Groups take action against H-1B program expansion
Immigration and professional groups have filed a lawsuit to block DHS' recent expansion of a program allowing foreign IT students to work for a longer period in the U.S.
Immigration and professional groups have filed a lawsuit to block the Homeland Security Department's recent expansion of a program allowing foreign information technology students to work for a longer period in the United States.
On May 29, the Immigration Reform Law Institute and other plaintiffs asked the U.S. District Court in New Jersey to declare unlawful DHS' recent interim regulation expanding the Optional Training Period for foreign IT students from 12 months to 29 months. During the training period, foreign students with math and science degrees from U.S. schools are allowed to work in the United States.
The other plaintiffs are the Programmers Guild, American Engineering Association, Brightfuturejobs.com and several individuals.
Supporters for extending the Optional Training Period to 29 months say it provides benefits similar to those of expanding the number of H-1B visas available for foreign workers. During the training period, many of the foreign students apply for the H-1B visas.

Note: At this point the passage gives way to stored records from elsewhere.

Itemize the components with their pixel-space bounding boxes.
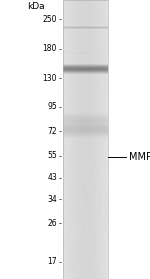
Text: 26: 26 bbox=[47, 219, 57, 228]
Text: 43: 43 bbox=[47, 174, 57, 182]
Text: MMP1: MMP1 bbox=[129, 152, 150, 162]
Text: 95: 95 bbox=[47, 102, 57, 111]
Bar bbox=[63, 0, 108, 279]
Text: kDa: kDa bbox=[27, 2, 45, 11]
Text: 72: 72 bbox=[47, 127, 57, 136]
Text: 130: 130 bbox=[42, 74, 57, 83]
Text: 55: 55 bbox=[47, 151, 57, 160]
Bar bbox=[63, 0, 108, 279]
Text: 180: 180 bbox=[43, 44, 57, 54]
Text: 17: 17 bbox=[47, 257, 57, 266]
Text: 250: 250 bbox=[42, 15, 57, 24]
Text: 34: 34 bbox=[47, 194, 57, 204]
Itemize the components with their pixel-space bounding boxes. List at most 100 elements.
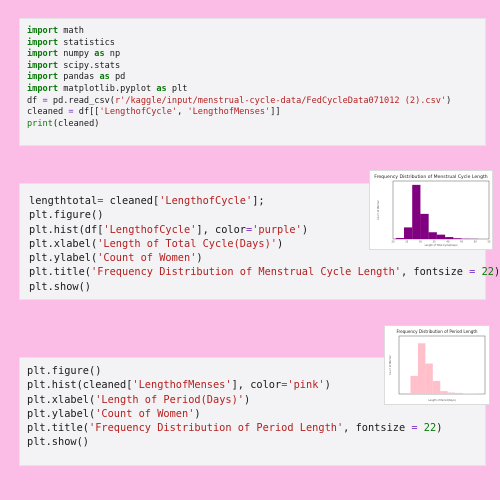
code-line: plt.xlabel('Length of Total Cycle(Days)'… — [29, 237, 485, 251]
histogram-bar — [462, 393, 471, 394]
code-token: ], color — [196, 223, 247, 236]
code-token: lengthtotal — [29, 195, 98, 207]
code-token: , fontsize — [400, 266, 470, 279]
code-token: 'purple' — [252, 223, 302, 236]
code-token: = — [97, 195, 104, 207]
code-token: ]] — [270, 107, 281, 118]
code-token: 'LengthofCycle' — [159, 195, 253, 207]
code-token: ) — [436, 422, 443, 435]
code-token: = — [68, 107, 74, 118]
code-token: 'LengthofMenses' — [132, 379, 232, 392]
x-tick-label: 45 — [460, 241, 464, 244]
code-line: print(cleaned) — [27, 119, 485, 131]
histogram-bar — [428, 232, 437, 239]
code-token: 'Length of Period(Days)' — [95, 393, 244, 406]
code-token: r'/kaggle/input/menstrual-cycle-data/Fed… — [114, 95, 447, 106]
code-token: pandas — [58, 72, 100, 83]
code-token: scipy.stats — [58, 60, 121, 71]
code-line: plt.hist(df['LengthofCycle'], color='pur… — [29, 223, 485, 237]
code-token: plt.figure() — [29, 209, 104, 222]
x-axis-label: Length of Total Cycle(Days) — [425, 244, 458, 247]
code-token: ) — [301, 223, 309, 236]
code-token: df — [27, 95, 43, 106]
code-token: plt.show() — [29, 280, 91, 293]
code-token: ) — [244, 393, 251, 406]
code-token: as — [99, 72, 110, 83]
code-line: plt.xlabel('Length of Period(Days)') — [27, 393, 485, 407]
code-token: 'LengthofCycle' — [99, 107, 178, 118]
histogram-bar — [412, 184, 421, 239]
code-token: 'Count of Women' — [95, 407, 195, 420]
code-token: 22 — [423, 422, 437, 435]
code-token: ) — [446, 95, 452, 106]
chart-title: Frequency Distribution of Menstrual Cycl… — [374, 174, 488, 180]
code-token: = — [42, 95, 48, 106]
histogram-bar — [410, 375, 418, 394]
histogram-bar — [436, 234, 446, 239]
code-token: ], color — [231, 379, 282, 392]
histogram-bar — [447, 392, 456, 394]
code-line: plt.ylabel('Count of Women') — [27, 407, 485, 421]
histogram-bar — [432, 380, 441, 394]
code-token: plt.xlabel( — [29, 237, 98, 250]
code-token: as — [156, 83, 167, 94]
code-line: import matplotlib.pyplot as plt — [27, 84, 485, 96]
code-token: numpy — [58, 49, 95, 60]
code-token: import — [27, 26, 59, 36]
code-line: import pandas as pd — [27, 72, 485, 84]
code-line: plt.title('Frequency Distribution of Per… — [27, 421, 485, 435]
code-token: 'LengthofCycle' — [103, 223, 197, 236]
code-block[interactable]: lengthtotal= cleaned['LengthofCycle']; pl… — [29, 194, 500, 294]
code-token: cleaned — [27, 107, 69, 118]
code-token: 'Length of Total Cycle(Days)' — [97, 237, 277, 250]
code-token: 'pink' — [287, 379, 325, 392]
period-length-histogram-output: Frequency Distribution of Period Length … — [384, 325, 490, 405]
code-token: = — [411, 422, 418, 435]
x-tick-label: 55 — [487, 241, 491, 244]
code-token: import — [27, 72, 59, 83]
code-line: import scipy.stats — [27, 61, 485, 73]
code-token: math — [58, 26, 84, 36]
code-block[interactable]: import math import statistics import numpy… — [27, 26, 485, 130]
code-token: = — [246, 223, 253, 236]
code-line: df = pd.read_csv(r'/kaggle/input/menstru… — [27, 96, 485, 108]
code-token: = — [281, 379, 288, 392]
code-token: print — [27, 118, 53, 129]
histogram-bar — [445, 237, 454, 239]
code-token: , fontsize — [343, 422, 412, 435]
code-line: import numpy as np — [27, 49, 485, 61]
cycle-length-histogram-svg: Frequency Distribution of Menstrual Cycl… — [374, 174, 491, 247]
code-token: ) — [276, 237, 284, 250]
code-token: cleaned[ — [103, 195, 160, 207]
code-cell-imports[interactable]: import math import statistics import numpy… — [19, 18, 486, 146]
histogram-bar — [395, 238, 404, 239]
code-token: plt.hist(df[ — [29, 223, 104, 236]
code-token: 'Frequency Distribution of Period Length… — [89, 422, 344, 435]
code-block[interactable]: plt.figure() plt.hist(cleaned['LengthofMe… — [27, 364, 485, 450]
cycle-length-histogram-output: Frequency Distribution of Menstrual Cycl… — [369, 170, 493, 250]
x-tick-label: 40 — [446, 241, 450, 244]
code-line: import statistics — [27, 38, 485, 50]
code-token: pd.read_csv( — [47, 95, 115, 106]
code-token: = — [469, 266, 476, 279]
code-token: 'Count of Women' — [97, 252, 197, 265]
y-axis-label: Count of Women — [377, 200, 380, 220]
code-token: matplotlib.pyplot — [58, 83, 157, 94]
code-line: plt.title('Frequency Distribution of Men… — [29, 265, 500, 279]
histogram-bar — [420, 213, 429, 239]
code-line: lengthtotal= cleaned['LengthofCycle']; — [29, 194, 485, 208]
code-token: plt.show() — [27, 436, 89, 449]
code-token: ]; — [252, 195, 265, 207]
code-token: as — [94, 49, 105, 60]
code-token: ) — [194, 407, 201, 420]
code-token: plt.hist(cleaned[ — [27, 379, 133, 392]
code-token: plt — [166, 83, 188, 94]
period-length-histogram-svg: Frequency Distribution of Period Length … — [389, 329, 486, 402]
x-tick-label: 25 — [405, 241, 409, 244]
code-token: ) — [324, 379, 331, 392]
x-tick-label: 50 — [474, 241, 478, 244]
histogram-bar — [453, 238, 462, 239]
code-token: ) — [196, 252, 203, 265]
code-token: 22 — [481, 266, 494, 279]
code-line: plt.hist(cleaned['LengthofMenses'], colo… — [27, 378, 485, 392]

The H-1B visa program is popular among federal contractors, who say it helps American competitiveness by allowing them to hire foreign computer programmers to fill job vacancies. However, H-1B visas are controversial among American workers because a surplus of foreign workers tends to reduce wages.
Under current law, the H-1B visa program allows 65,000 foreign skilled workers to work in the United States each year. In the past five years, thousands of applicants have been turned down for the H-1B visas because of excess demand.
The institute said it opposes expansion of the training period for students because ? contrary to its original intent ? it is serving as a form of guest worker program. Furthermore, institute members say the students are competing directly for jobs with American workers.
"Immigration law is very clear that student visas are for students to come to the U.S. solely and temporarily for study. Instead, DHS invented its own guest worker program to circumvent the annual H-1B visa cap," Mike Hethmon, general counsel for the institute, said in a news release.
Furthermore, Secretary Michael Chertoff was wrong to implement the new interim regulation as an emergency measure because it did not allow for any public input into the decision, Hethmon said.
The DHS ruling is likely to result in training benefits for foreign workers and denial of jobs to American workers, said John Miano, an advocate for computer programmers, who is assisting the institute.
"These are not jobs that Americans won't do or cannot be trained to do. Rather, these are desirable computer programming and engineering jobs that are being denied to U.S. workers with the complicity of the federal government," Miano said in the release.